Para Ramón García Márquez.

Desde mi infancia he sentido apego por los libros. Una compulsión por acumular volúmenes de los más diversos temas. Un vivir entre páginas, como Mendel, el inolvidable personaje de Stefan Zweig. Hoy, esta propensión me ha llevado a desbordar libreros y tratar de colocar ejemplares en otras partes de la casa, en pilas y entrepaños furtivos. No es fácil, he contado con la férrea contención de mi esposa, que ve mi afición como una forma de plaga que debe mantenerse a raya. Paradójicamente, mis hijos no heredaron mi manía bibliófila. Mientras que para mí es importante tener libros en anaqueles y en mi buró, para ellos es suficiente acceder a ellos. Esto me lleva a reflexionar sobre el sentido de propiedad, a la que Zygmunt Bauman no dudaría en adjetivar: líquida.

¿Qué implica vivir sin huellas materiales? Estamos experimentando una nueva forma de posesión. Las casas con libreros, discos, aparatos de alta fidelidad o películas apiladas, son excepciones. Los hogares se reducen al sofá, la pantalla y un módem parpadeante, centinela del acceso al cielo. El adolescente que antes presumía su colección de pósters ahora presume su plan premium de Spotify. Antes mostrabas el objeto, hoy muestras la aplicación. El asombro no viene por el número de piezas, sino por el contenido disponible en la nube. De lo sólido a lo líquido. Del libro heredado, a la suscripción con fecha de vencimiento. El apego se diluye en cómodas mensualidades.

Ni duda cabe que los objetos que poseemos nos dan identidad. ¿Qué pasa ante esta corriente desmaterializadora? Ahora no importa tanto poseer como tener acceso. Ahí está la ropa de alquiler, el automóvil que nos traslada, pero no es nuestro; la playlist efímera. La identidad se construye de cosas que no nos pertenecen. Antes prestabas un disco, hoy compartes la contraseña. Conservo en bodega algunos ejemplares de mis vinilos. No los necesito para escuchar aquellas canciones que forjaron parte de mi identidad, ahora basta con abrir un programa y presionar un botón. La pregunta es ¿qué queda de nosotros cuando cerramos sesión?

Podríamos decir que el fetiche cambió de piel, se convirtió en el algoritmo que selecciona por nosotros «porque nos conoce»; nos perfila mejor que nuestra memoria, de modo que no se presume el LP sino la recomendación.
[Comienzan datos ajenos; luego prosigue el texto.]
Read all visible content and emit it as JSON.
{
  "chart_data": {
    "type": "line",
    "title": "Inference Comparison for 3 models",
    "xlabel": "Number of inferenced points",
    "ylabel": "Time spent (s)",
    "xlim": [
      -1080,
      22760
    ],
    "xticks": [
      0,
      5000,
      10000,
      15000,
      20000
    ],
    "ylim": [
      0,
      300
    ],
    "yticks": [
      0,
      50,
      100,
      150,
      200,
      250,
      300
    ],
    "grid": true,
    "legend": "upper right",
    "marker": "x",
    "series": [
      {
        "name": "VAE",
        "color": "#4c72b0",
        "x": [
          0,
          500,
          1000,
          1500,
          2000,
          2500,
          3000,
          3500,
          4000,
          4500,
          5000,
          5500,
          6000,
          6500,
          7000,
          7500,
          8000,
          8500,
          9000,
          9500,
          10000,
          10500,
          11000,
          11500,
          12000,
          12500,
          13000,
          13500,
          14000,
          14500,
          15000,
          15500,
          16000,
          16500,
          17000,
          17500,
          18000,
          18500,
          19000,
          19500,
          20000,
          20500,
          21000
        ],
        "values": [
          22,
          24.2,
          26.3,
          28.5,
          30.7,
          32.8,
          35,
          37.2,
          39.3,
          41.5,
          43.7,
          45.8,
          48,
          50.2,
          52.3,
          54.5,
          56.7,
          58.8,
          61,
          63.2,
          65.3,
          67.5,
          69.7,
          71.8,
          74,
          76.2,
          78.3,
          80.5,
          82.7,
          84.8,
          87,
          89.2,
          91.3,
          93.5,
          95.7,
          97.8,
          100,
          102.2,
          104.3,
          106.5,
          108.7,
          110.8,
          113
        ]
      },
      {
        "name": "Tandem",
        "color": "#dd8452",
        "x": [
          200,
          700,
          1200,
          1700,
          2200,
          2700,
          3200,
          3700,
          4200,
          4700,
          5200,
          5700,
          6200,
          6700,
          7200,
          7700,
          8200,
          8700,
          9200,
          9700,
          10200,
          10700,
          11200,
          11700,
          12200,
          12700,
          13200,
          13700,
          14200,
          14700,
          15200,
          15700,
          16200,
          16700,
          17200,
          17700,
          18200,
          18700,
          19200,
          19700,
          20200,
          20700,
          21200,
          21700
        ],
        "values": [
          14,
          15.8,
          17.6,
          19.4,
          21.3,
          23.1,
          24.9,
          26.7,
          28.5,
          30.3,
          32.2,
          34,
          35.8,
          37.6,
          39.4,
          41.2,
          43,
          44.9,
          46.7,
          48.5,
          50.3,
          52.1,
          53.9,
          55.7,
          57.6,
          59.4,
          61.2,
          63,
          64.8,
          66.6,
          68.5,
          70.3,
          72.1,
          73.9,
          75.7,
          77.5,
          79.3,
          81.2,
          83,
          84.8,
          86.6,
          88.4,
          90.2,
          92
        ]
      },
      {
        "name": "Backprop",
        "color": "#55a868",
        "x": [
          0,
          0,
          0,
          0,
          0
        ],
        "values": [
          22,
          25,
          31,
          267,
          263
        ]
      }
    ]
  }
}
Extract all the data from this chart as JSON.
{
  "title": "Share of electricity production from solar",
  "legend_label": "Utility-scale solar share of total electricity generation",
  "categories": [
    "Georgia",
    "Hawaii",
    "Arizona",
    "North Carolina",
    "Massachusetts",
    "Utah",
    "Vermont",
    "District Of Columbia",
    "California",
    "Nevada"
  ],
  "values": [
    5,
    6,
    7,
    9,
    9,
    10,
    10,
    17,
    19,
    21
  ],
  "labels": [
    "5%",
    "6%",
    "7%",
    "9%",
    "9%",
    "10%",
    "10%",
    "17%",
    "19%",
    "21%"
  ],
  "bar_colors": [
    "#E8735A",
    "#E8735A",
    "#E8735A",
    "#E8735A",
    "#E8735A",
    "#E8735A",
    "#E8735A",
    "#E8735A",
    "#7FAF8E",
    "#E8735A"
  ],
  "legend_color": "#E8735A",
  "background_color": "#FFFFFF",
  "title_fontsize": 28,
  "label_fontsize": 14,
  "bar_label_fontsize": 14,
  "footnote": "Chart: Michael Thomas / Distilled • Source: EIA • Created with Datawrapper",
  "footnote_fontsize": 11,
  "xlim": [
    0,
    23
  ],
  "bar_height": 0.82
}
Mientras una biblioteca personal podía pasar de generación en generación (mi papá me legó su colección de libros de Isaac Asimov, entre otros más), una lista digital de canciones, en cambio, se evapora si perdemos la contraseña o expira la suscripción. ¿Qué heredamos a los hijos en un mundo sin pertenencias físicas?, ¿claves de acceso?

Lo que inició esta tendencia fue la fotografía digital. Hace años repasábamos nuestros álbumes de fotos como quien recorre sus propios pasos, era algo natural estirar la mano y jalar un objeto físico en el que había otros objetos físicos: las imágenes. Actualmente no decimos «te invito a recorrer el disco duro para ver qué fotos nos encontramos». Nuestros recuerdos visuales yacen encriptados en rutas digitales que quizás nunca volvamos a recorrer. La foto también se hizo líquida. Parece que nuestra biografía ya no se mide por lo que acumulamos sino por lo que consumimos en streaming.

Habitamos una paradoja. Mientras el desapego suena liberador, menos acumulación, más ligereza, experimentamos una trampa: lo que no poseemos, lo rentamos. Y hoy alquilamos más que antes. Parece que renunciamos a la propiedad mientras abrazamos la suscripción, una especie de grillete digital. Y ahí flotamos entre aplicaciones donde «tenemos» nuestros datos (en una nube alquilada).

No extraña el surgimiento del nuevo lujo, lo ordinario que se vuelve extraordinario.

Un vinilo con anécdota, una primera edición con dedicatoria, un tornamesa que aún gira. Objetos que el futuro verá como reliquias, símbolos de una era donde importaba poseer. Por ello tal vez el lujo será tangible: aquello que no depende de un «unsubscribe».

Me pregunto si el verdadero desafío no es aprender a despedirnos de las pertenencias, sino descubrir qué parte de nosotros permanece cuando ya nada nos pertenece. Porque si antes las cosas nos definían por posesión, hoy ya no poseemos: somos poseídos.

Por las plataformas, por los algoritmos, por las suscripciones.